Evolved Policy Gradients
Houthooft, Rein, Chen, Yuhua, Isola, Phillip, Stadie, Bradly, Wolski, Filip, Ho, OpenAI Jonathan, Abbeel, Pieter
We propose a metalearning approach for learning gradient-based reinforcement learning (RL) algorithms. The idea is to evolve a differentiable loss function, such that an agent, which optimizes its policy to minimize this loss, will achieve high rewards. The loss is parametrized via temporal convolutions over the agent's experience. Because this loss is highly flexible in its ability to take into account the agent's history, it enables fast task learning. Empirical results show that our evolved policy gradient algorithm (EPG) achieves faster learning on several randomized environments compared to an off-the-shelf policy gradient method. We also demonstrate that EPG's learned loss can generalize to out-of-distribution test time tasks, and exhibits qualitatively different behavior from other popular metalearning algorithms.
One-Shot Imitation Learning
Duan, Yan, Andrychowicz, Marcin, Stadie, Bradly, Ho, OpenAI Jonathan, Schneider, Jonas, Sutskever, Ilya, Abbeel, Pieter, Zaremba, Wojciech
Imitation learning has been commonly applied to solve different tasks in isolation. This usually requires either careful feature engineering, or a significant number of samples.
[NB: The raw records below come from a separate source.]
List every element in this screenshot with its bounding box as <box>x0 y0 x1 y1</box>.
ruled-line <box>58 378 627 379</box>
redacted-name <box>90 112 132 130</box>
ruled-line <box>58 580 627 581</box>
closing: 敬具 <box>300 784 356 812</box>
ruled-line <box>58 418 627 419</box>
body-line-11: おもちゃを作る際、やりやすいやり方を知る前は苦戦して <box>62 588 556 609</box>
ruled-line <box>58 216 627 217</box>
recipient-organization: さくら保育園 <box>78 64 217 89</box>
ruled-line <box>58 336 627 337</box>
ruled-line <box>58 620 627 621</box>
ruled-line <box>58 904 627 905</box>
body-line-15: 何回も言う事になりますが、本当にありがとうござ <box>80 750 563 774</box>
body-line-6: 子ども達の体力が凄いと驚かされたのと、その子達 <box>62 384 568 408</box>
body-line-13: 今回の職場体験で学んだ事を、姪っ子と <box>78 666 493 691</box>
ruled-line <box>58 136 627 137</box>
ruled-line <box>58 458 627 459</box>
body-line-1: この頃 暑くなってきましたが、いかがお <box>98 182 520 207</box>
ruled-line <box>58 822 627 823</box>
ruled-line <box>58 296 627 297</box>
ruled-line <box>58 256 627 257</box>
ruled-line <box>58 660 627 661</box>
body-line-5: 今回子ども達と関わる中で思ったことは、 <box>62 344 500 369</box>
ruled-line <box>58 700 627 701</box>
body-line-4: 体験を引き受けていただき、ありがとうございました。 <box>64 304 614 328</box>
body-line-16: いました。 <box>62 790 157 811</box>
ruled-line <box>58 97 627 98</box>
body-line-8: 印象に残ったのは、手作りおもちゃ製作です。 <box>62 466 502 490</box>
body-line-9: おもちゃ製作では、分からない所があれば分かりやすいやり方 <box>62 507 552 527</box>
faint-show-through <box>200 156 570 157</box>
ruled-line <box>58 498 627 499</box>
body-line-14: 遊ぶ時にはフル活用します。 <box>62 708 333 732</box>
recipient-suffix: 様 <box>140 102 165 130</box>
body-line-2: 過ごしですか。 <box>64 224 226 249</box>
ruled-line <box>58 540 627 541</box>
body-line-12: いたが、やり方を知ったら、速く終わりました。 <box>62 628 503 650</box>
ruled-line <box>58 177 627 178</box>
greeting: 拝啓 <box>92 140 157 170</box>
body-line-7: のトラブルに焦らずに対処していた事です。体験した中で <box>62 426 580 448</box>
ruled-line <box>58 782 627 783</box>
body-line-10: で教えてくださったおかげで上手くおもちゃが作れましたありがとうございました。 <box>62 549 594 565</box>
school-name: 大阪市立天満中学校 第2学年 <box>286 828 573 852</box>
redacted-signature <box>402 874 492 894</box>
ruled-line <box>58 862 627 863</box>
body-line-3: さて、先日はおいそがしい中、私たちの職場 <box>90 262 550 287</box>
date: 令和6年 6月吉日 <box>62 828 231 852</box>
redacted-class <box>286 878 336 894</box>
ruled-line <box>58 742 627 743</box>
This is far from what we desire: ideally, robots should be able to learn from very few demonstrations of any given task, and instantly generalize to new situations of the same task, without requiring task-specific engineering. In this paper, we propose a meta-learning framework for achieving such capability, which we call one-shot imitation learning. Specifically, we consider the setting where there is a very large (maybe infinite) set of tasks, and each task has many instantiations. For example, a task could be to stack all blocks on a table into a single tower, another task could be to place all blocks on a table into two-block towers, etc. In each case, different instances of the task would consist of different sets of blocks with different initial states. At training time, our algorithm is presented with pairs of demonstrations for a subset of all tasks. A neural net is trained that takes as input one demonstration and the current state (which initially is the initial state of the other demonstration of the pair), and outputs an action with the goal that the resulting sequence of states and actions matches as closely as possible with the second demonstration. At test time, a demonstration of a single instance of a new task is presented, and the neural net is expected to perform well on new instances of this new task. Our experiments show that the use of soft attention allows the model to generalize to conditions and tasks unseen in the training data. We anticipate that by training this model on a much greater variety of tasks and settings, we will obtain a general system that can turn any demonstrations into robust policies that can accomplish an overwhelming variety of tasks.